MONDAY NOON.—If there is anything on the planet that she is not

interested in it is not in my list. There are animals that I am

indifferent to, but it is not so with her. She has no discrimination,

she takes to all of them, she thinks they are all treasures,

every new one is welcome.

 

When the mighty brontosaurus came striding into camp, she regarded

it as an acquisition, I considered it a calamity; that is a good

sample of the lack of harmony that prevails in our views of things.

She wanted to domesticate it, I wanted to make it a present of the

homestead and move out.

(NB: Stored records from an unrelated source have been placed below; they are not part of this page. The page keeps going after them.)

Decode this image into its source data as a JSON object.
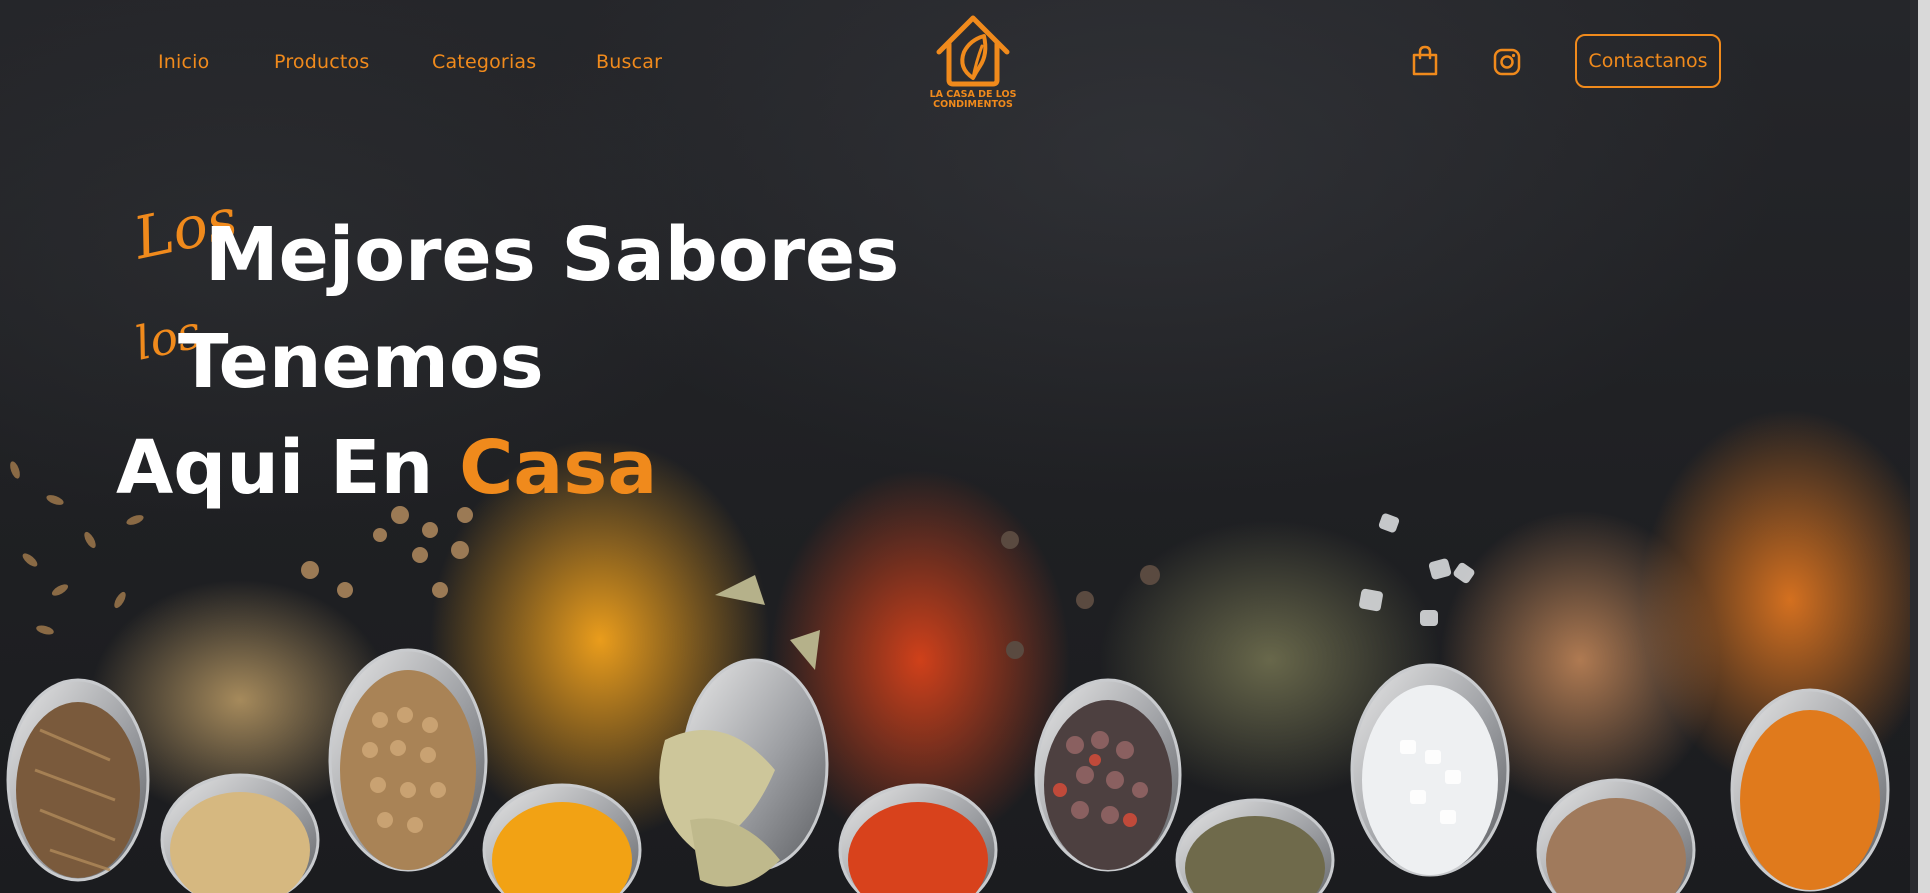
{
  "nav": {
    "links": [
      {
        "label": "Inicio"
      },
      {
        "label": "Productos"
      },
      {
        "label": "Categorias"
      },
      {
        "label": "Buscar"
      }
    ],
    "logo_text": "LA CASA DE LOS CONDIMENTOS",
    "cart_icon": "shopping-bag-icon",
    "instagram_icon": "instagram-icon",
    "contact_label": "Contactanos"
  },
  "hero": {
    "line1_script": "Los",
    "line1_text": "Mejores Sabores",
    "line2_script": "los",
    "line2_text": "Tenemos",
    "line3_text": "Aqui En",
    "line3_accent": "Casa"
  },
  "colors": {
    "accent": "#f08a1c",
    "background": "#202123",
    "headline": "#ffffff"
  }
}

She believed it could be tamed by kind

treatment and would be a good pet; I said a pet twenty-one feet

high and eighty-four feet long would be no proper thing to have

about the place, because, even with the best intentions and without

meaning any harm, it could sit down on the house and mash it,

for any one could see by the look of its eye that it was absent-minded.

 

Still, her heart was set upon having that monster, and she

couldn’t give it up. She thought we could start a dairy with it,

and wanted me to help milk it; but I wouldn’t; it was too risky.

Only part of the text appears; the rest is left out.